All packages uploaded to CRAN must pass a set of standardised tests before being released. The package detailed in this paper was initially released to CRAN in 2020 and has been through further release cycles. Additionally the package formed the basis for peer-reviewed results published in [2] and presented in [13]. Before release a full set of unit and functional tests are performed on the package development system, including memory checks with valgrind [11] and Google address sanitizer [12]. The package contains tests, demonstration analyses, and examples.

(2) Availability

Operating system

Any operating system that supports R.

Programming language

R version 3.0 or higher.

Additional system requirements

None.

Dependencies

R, coda.

List of contributors

Raymond Carragher

Software location

Archive (e.g. institutional repository, general repository) (required – please see instructions on journal website for depositing archive copy of software in a suitable repository)

Name: CRAN
Persistent identifier: https://CRAN.R-project.org/package=bhpm
Licence: GPL-3
Publisher: Raymond Carragher
Version published: 1.8.1
Date published: 29/09/2025

Code repository

Name: GitHub
Identifier: https://github.com/rcarragh/bhpm
Licence: GPL-3
Date published: 29/09/2025

Language

English.

(3) Reuse potential

The R package bhpm provides a self-contained set of methods for epidemiological investigators, statisticians and researchers interested in identifying treatments that have different outcome profiles for different clusters of patients. It is designed to be easy to use with a simple data input format. While the primary use case for the software is in this area, the package will be useful to any project where two or more groups of comparative data may be modelled by hierarchical Poisson models. The methods are flexible within regard to choice of clusters and hierarchies. The clusters, interventions (treatments) and relationships between the outcomes are specified by the users in the input data (single cluster, single grouping or single outcome analyses are also possible).
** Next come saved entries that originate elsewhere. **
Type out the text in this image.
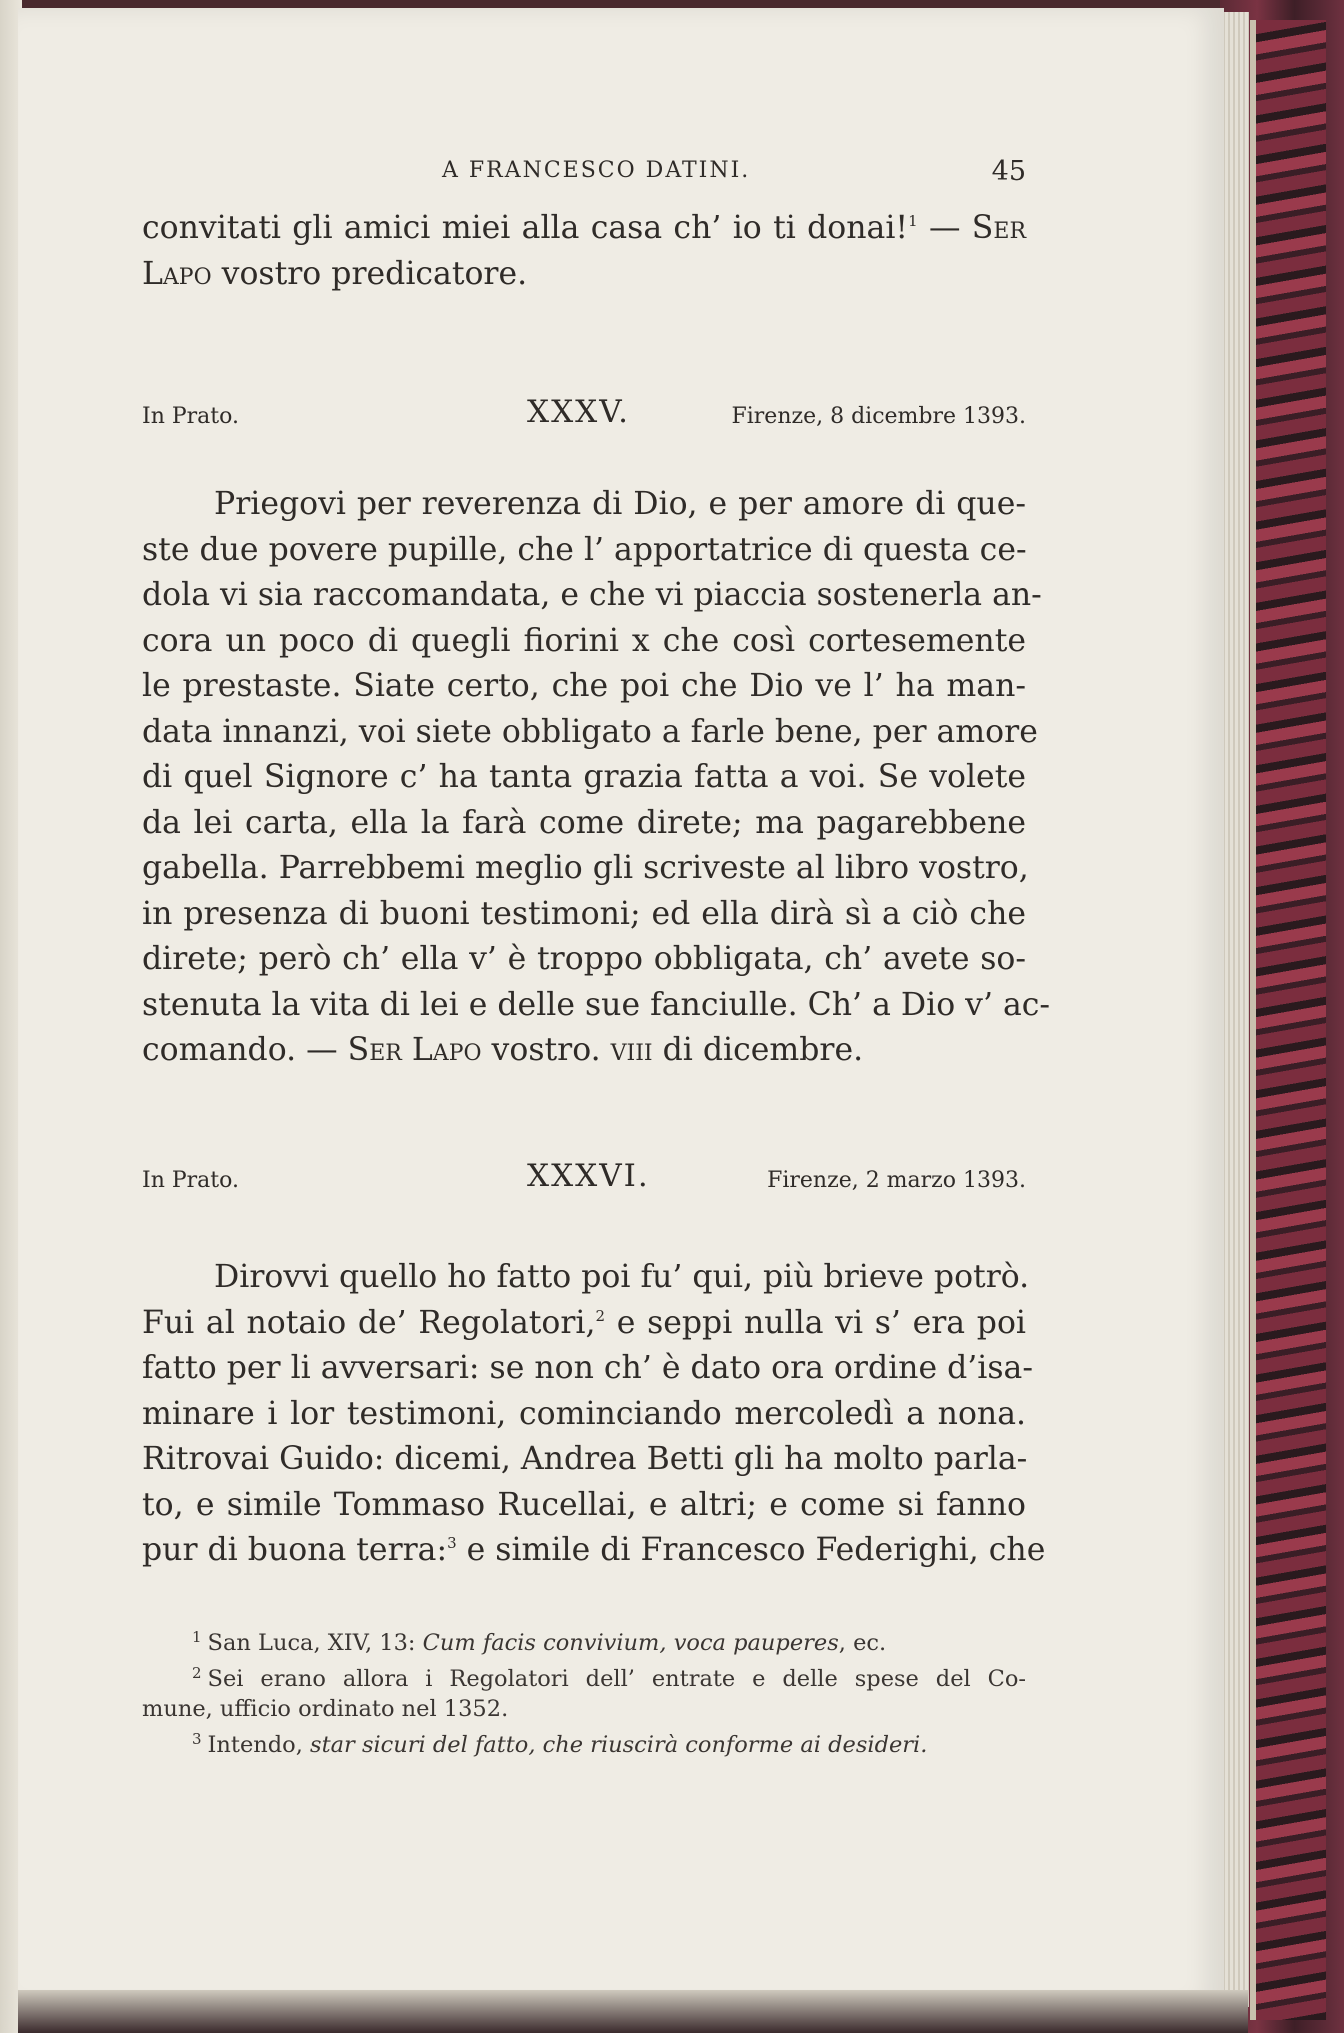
A FRANCESCO DATINI.	45
convitati gli amici miei alla casa ch’ io ti donai!$^1$ — Ser
Lapo vostro predicatore.
In Prato.	XXXV.	Firenze, 8 dicembre 1393.
Priegovi per reverenza di Dio, e per amore di que-
ste due povere pupille, che l’ apportatrice di questa ce-
dola vi sia raccomandata, e che vi piaccia sostenerla an-
cora un poco di quegli fiorini x che così cortesemente
le prestaste. Siate certo, che poi che Dio ve l’ ha man-
data innanzi, voi siete obbligato a farle bene, per amore
di quel Signore c’ ha tanta grazia fatta a voi. Se volete
da lei carta, ella la farà come direte; ma pagarebbene
gabella. Parrebbemi meglio gli scriveste al libro vostro,
in presenza di buoni testimoni; ed ella dirà sì a ciò che
direte; però ch’ ella v’ è troppo obbligata, ch’ avete so-
stenuta la vita di lei e delle sue fanciulle. Ch’ a Dio v’ ac-
comando. — Ser Lapo vostro. viii di dicembre.
In Prato.	XXXVI.	Firenze, 2 marzo 1393.
Dirovvi quello ho fatto poi fu’ qui, più brieve potrò.
Fui al notaio de’ Regolatori,$^2$ e seppi nulla vi s’ era poi
fatto per li avversari: se non ch’ è dato ora ordine d’isa-
minare i lor testimoni, cominciando mercoledì a nona.
Ritrovai Guido: dicemi, Andrea Betti gli ha molto parla-
to, e simile Tommaso Rucellai, e altri; e come si fanno
pur di buona terra:$^3$ e simile di Francesco Federighi, che
$^1$ San Luca, XIV, 13: Cum facis convivium, voca pauperes, ec.
$^2$ Sei erano allora i Regolatori dell’ entrate e delle spese del Co-
mune, ufficio ordinato nel 1352.
$^3$ Intendo, star sicuri del fatto, che riuscirà conforme ai desideri.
Currently the package is being used to assess outcomes, defined by ICD.10 codes [14], for direct oral anticoagulant treatments [2, 13]. The use of ICD.10 codes for health related outcomes provides an interface to the assessment of potentially thousands of outcomes for multiple treatments. Internally the C++ hierarchy will allow relatively quick implementation of new models through inheritance as required.

Patient cluster membership is fixed but there is the possibility of moving to a more integrated Bayesian approach, with inclusion in the model of uncertainty regarding cluster membership, outcome groupings, and treatment allocation, allowing for a more extended probabilistic framework. The authors are interested in extending the software and welcome collaborations in this area. Any support issues or questions can be addressed directly to the corresponding author: raymond.carragher@uws.ac.uk, through the associated CRAN author email address, or through the GitHub repository.

Competing Interests

The authors have no competing interests to declare.